Having just a few people with dementia at a conference sends a message of “Special” and “them.” Having just a couple of presenters with dementia makes them out to be oddities, a side show. Seeing just a few people looking like they “don’t have dementia” doesn’t have much impact and in fact causes them great pain in that by putting themselves out there, their diagnosis becomes public property in an effort to prove they have dementia.

Supporting 10 percent of your conference delegates in attending ALL sessions and entertainment sends a message of inclusiveness to the point that we stopped thinking about who was who and who wasn’t dealing with what. Having a mass of people with dementia all looking and acting like they “didn’t have dementia” meant that the old image in our minds began to be replaced. THIS is what dementia looks like. They were just Brian, Cecile, Susan, Tammy, Phyllis, Robert, John, Paulan, Tru, Robert, etc. etc.

That’s where we as a society need to get to.

Let’s work hard at getting a mass quantity of images like these out in front of the public eye until we reach the tipping point where the old, worn out images of dementia in the public mindset is replaced with a more hopeful, less lonely, more REAL image.

Let’s start showing the truth about dementia, and in particular, the experience of early stage dementia. Doing so, and I hate to say this, “humanizes” dementia.

When we start doing humanizing the experience–normalizing it–the public will start attaching “worth” to people with dementia. Because they look like real people, like you and me. There is less “them-ness.” They are one of us. We attach value. We start to think of surviving dementia. We start to be hopeful. It starts to be worthwhile investing money in such efforts as dementia friendly communities because people are thinking, “Well, if I ever get dementia, I want to be like THESE people…”

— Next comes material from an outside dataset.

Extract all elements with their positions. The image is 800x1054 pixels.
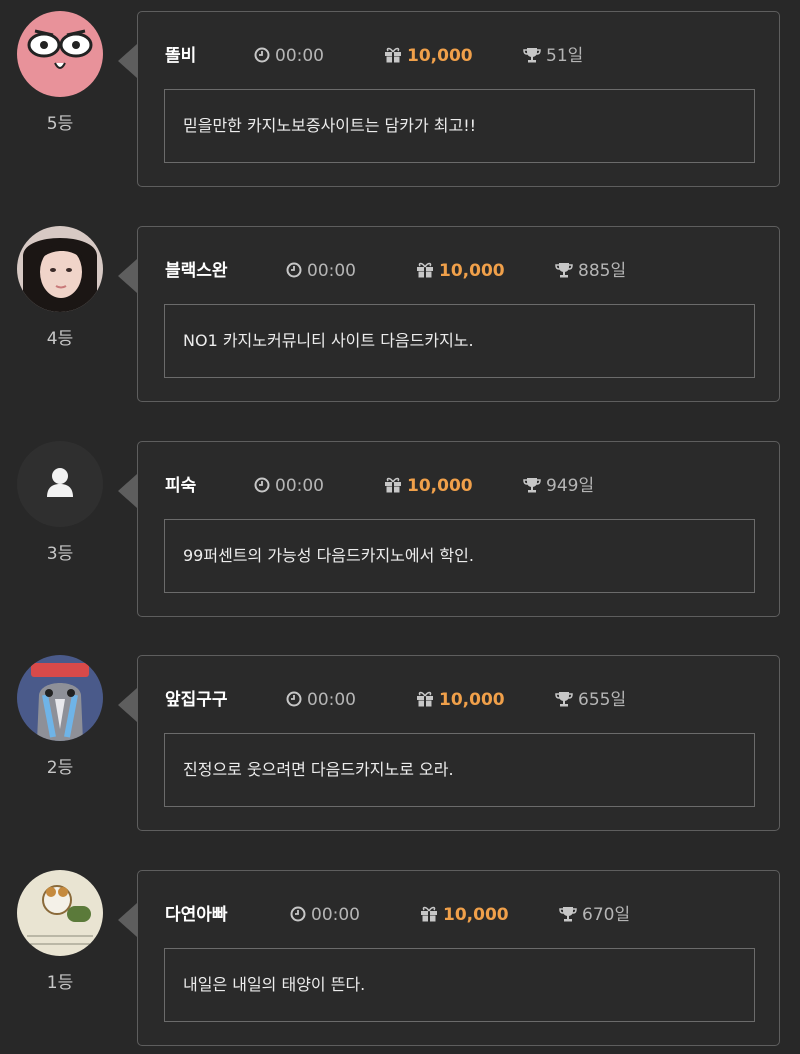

Meeting friends at the Re-imagine Life with Dementia conference, with thanks to Heather Miller

Let’s change the story by changing the image. A picture is worth a thousand words. The Re-imagine Life with Dementia conference was a great start. What else can we do? I welcome your comments and suggestions.

And I just want to point out: I was the only person to lose my cellphone at the conference. Thank you John and Carol for finding it!

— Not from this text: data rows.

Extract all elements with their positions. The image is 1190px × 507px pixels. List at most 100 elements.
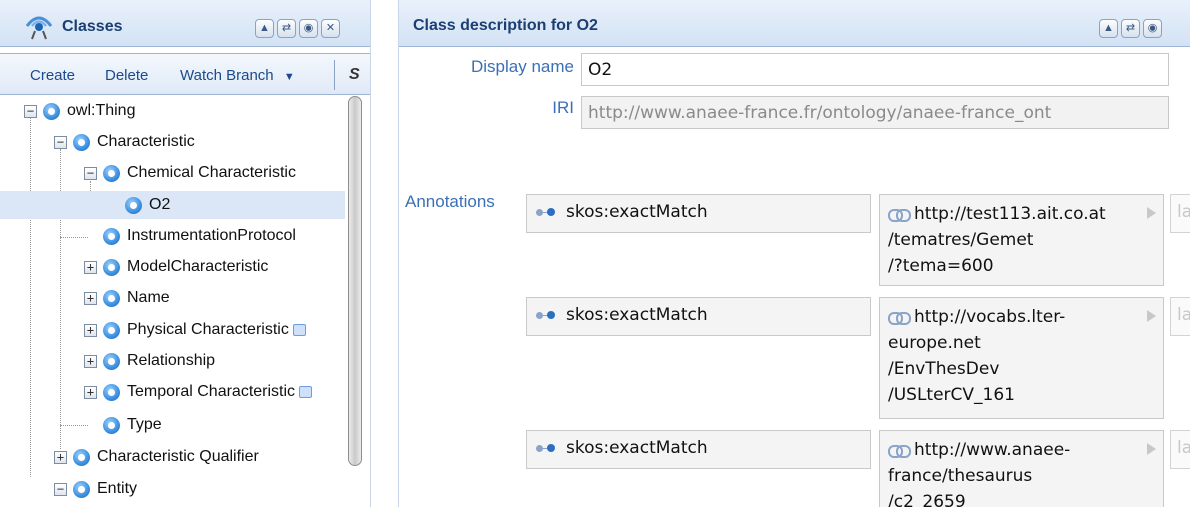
annotations-label: Annotations bbox=[405, 192, 495, 211]
annotation-value[interactable]: http://vocabs.lter- europe.net /EnvThesD… bbox=[879, 297, 1164, 419]
tree-item-label: Entity bbox=[97, 480, 138, 497]
tree-item-chemical-characteristic[interactable]: − Chemical Characteristic bbox=[84, 159, 296, 187]
annotation-lang-field[interactable]: la bbox=[1170, 297, 1190, 336]
class-icon bbox=[43, 102, 60, 120]
annotation-value-line: /EnvThesDev bbox=[888, 359, 1000, 379]
expand-icon[interactable]: + bbox=[84, 385, 97, 399]
tree-item-o2[interactable]: O2 bbox=[0, 191, 345, 219]
tree-item-label: InstrumentationProtocol bbox=[127, 227, 296, 244]
settings-button[interactable]: ◉ bbox=[299, 19, 318, 38]
tree-connector bbox=[30, 117, 31, 477]
tree-item-characteristic[interactable]: − Characteristic bbox=[54, 128, 195, 156]
tree-item-characteristic-qualifier[interactable]: + Characteristic Qualifier bbox=[54, 443, 259, 471]
settings-button[interactable]: ◉ bbox=[1143, 19, 1162, 38]
class-tree: − owl:Thing − Characteristic − Chemical … bbox=[0, 95, 345, 507]
annotation-property[interactable]: skos:exactMatch bbox=[526, 194, 871, 233]
tree-item-label: Characteristic bbox=[97, 133, 195, 150]
class-icon bbox=[125, 196, 142, 214]
iri-label: IRI bbox=[552, 98, 574, 117]
tree-item-relationship[interactable]: + Relationship bbox=[84, 347, 215, 375]
tree-item-type[interactable]: Type bbox=[103, 411, 162, 439]
sync-button[interactable]: ⇄ bbox=[1121, 19, 1140, 38]
expand-icon[interactable]: + bbox=[54, 450, 67, 464]
annotation-property-label: skos:exactMatch bbox=[566, 305, 708, 325]
class-icon bbox=[73, 480, 90, 498]
annotation-value-line: /?tema=600 bbox=[888, 256, 994, 276]
maximize-button[interactable]: ▲ bbox=[255, 19, 274, 38]
classes-view-icon bbox=[25, 16, 53, 40]
tree-item-label: owl:Thing bbox=[67, 102, 136, 119]
tree-item-owl-thing[interactable]: − owl:Thing bbox=[24, 97, 135, 125]
tree-item-label: Chemical Characteristic bbox=[127, 164, 296, 181]
class-icon bbox=[103, 321, 120, 339]
search-button[interactable]: S bbox=[349, 66, 360, 84]
class-icon bbox=[103, 164, 120, 182]
annotation-value-line: /USLterCV_161 bbox=[888, 385, 1015, 405]
delete-button[interactable]: Delete bbox=[105, 67, 148, 84]
watch-branch-button[interactable]: Watch Branch ▼ bbox=[180, 67, 295, 84]
panel-splitter[interactable] bbox=[370, 0, 400, 507]
expand-icon[interactable]: + bbox=[84, 323, 97, 337]
tree-connector bbox=[60, 237, 88, 238]
tree-item-model-characteristic[interactable]: + ModelCharacteristic bbox=[84, 253, 268, 281]
toolbar-divider bbox=[334, 60, 335, 90]
annotation-property[interactable]: skos:exactMatch bbox=[526, 297, 871, 336]
create-button[interactable]: Create bbox=[30, 67, 75, 84]
close-button[interactable]: ✕ bbox=[321, 19, 340, 38]
maximize-button[interactable]: ▲ bbox=[1099, 19, 1118, 38]
tree-item-label: Relationship bbox=[127, 352, 216, 369]
tree-item-label: Physical Characteristic bbox=[127, 321, 289, 338]
play-icon[interactable] bbox=[1147, 310, 1156, 322]
classes-panel-header: Classes ▲ ⇄ ◉ ✕ bbox=[0, 0, 370, 47]
play-icon[interactable] bbox=[1147, 443, 1156, 455]
annotation-property[interactable]: skos:exactMatch bbox=[526, 430, 871, 469]
annotation-value-line: /tematres/Gemet bbox=[888, 230, 1034, 250]
class-icon bbox=[103, 416, 120, 434]
tree-item-label: ModelCharacteristic bbox=[127, 258, 269, 275]
expand-icon[interactable]: + bbox=[84, 354, 97, 368]
sync-button[interactable]: ⇄ bbox=[277, 19, 296, 38]
tree-item-label: Name bbox=[127, 289, 170, 306]
classes-toolbar: Create Delete Watch Branch ▼ S bbox=[0, 53, 370, 95]
tree-item-label: Type bbox=[127, 416, 162, 433]
collapse-icon[interactable]: − bbox=[54, 135, 67, 149]
iri-field[interactable]: http://www.anaee-france.fr/ontology/anae… bbox=[581, 96, 1169, 129]
annotation-property-label: skos:exactMatch bbox=[566, 438, 708, 458]
tree-item-entity[interactable]: − Entity bbox=[54, 475, 137, 503]
play-icon[interactable] bbox=[1147, 207, 1156, 219]
annotation-property-label: skos:exactMatch bbox=[566, 202, 708, 222]
panel-title: Classes bbox=[62, 18, 123, 35]
panel-title: Class description for O2 bbox=[413, 17, 598, 34]
collapse-icon[interactable]: − bbox=[84, 166, 97, 180]
tree-item-label: Characteristic Qualifier bbox=[97, 448, 259, 465]
tree-item-temporal-characteristic[interactable]: + Temporal Characteristic bbox=[84, 378, 313, 406]
class-icon bbox=[103, 289, 120, 307]
annotation-lang-field[interactable]: la bbox=[1170, 430, 1190, 469]
tree-connector bbox=[60, 425, 88, 426]
class-icon bbox=[103, 383, 120, 401]
class-icon bbox=[73, 448, 90, 466]
class-icon bbox=[103, 258, 120, 276]
link-icon bbox=[888, 444, 911, 458]
annotation-value-line: europe.net bbox=[888, 333, 981, 353]
class-description-panel: Class description for O2 ▲ ⇄ ◉ Display n… bbox=[399, 0, 1190, 507]
expand-icon[interactable]: + bbox=[84, 291, 97, 305]
annotation-lang-field[interactable]: la bbox=[1170, 194, 1190, 233]
tree-item-label: O2 bbox=[149, 196, 171, 213]
tree-item-label: Temporal Characteristic bbox=[127, 383, 296, 400]
tree-item-instrumentation-protocol[interactable]: InstrumentationProtocol bbox=[103, 222, 296, 250]
expand-icon[interactable]: + bbox=[84, 260, 97, 274]
tree-item-name[interactable]: + Name bbox=[84, 284, 170, 312]
annotation-value[interactable]: http://www.anaee- france/thesaurus /c2_2… bbox=[879, 430, 1164, 507]
tree-scrollbar[interactable] bbox=[348, 96, 362, 466]
note-icon bbox=[292, 324, 306, 336]
annotation-value[interactable]: http://test113.ait.co.at /tematres/Gemet… bbox=[879, 194, 1164, 286]
link-icon bbox=[888, 311, 911, 325]
annotation-property-icon bbox=[535, 310, 562, 320]
tree-item-physical-characteristic[interactable]: + Physical Characteristic bbox=[84, 316, 306, 344]
collapse-icon[interactable]: − bbox=[24, 104, 37, 118]
display-name-field[interactable]: O2 bbox=[581, 53, 1169, 86]
annotation-value-line: http://test113.ait.co.at bbox=[914, 204, 1106, 224]
collapse-icon[interactable]: − bbox=[54, 482, 67, 496]
annotation-property-icon bbox=[535, 207, 562, 217]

P.S. For all of you who are simmering in rage and ready to hit “Unsubscribe” because my words and these positive images do not reflect your experience with your loved one with dementia, let me say this. My words and these images do not reflect my experience with my mother either. I was so vested in the prevailing story of dementia that I had my head so far in the sand that I completely missed the part where, with proper support, her reality would have been more like these photos.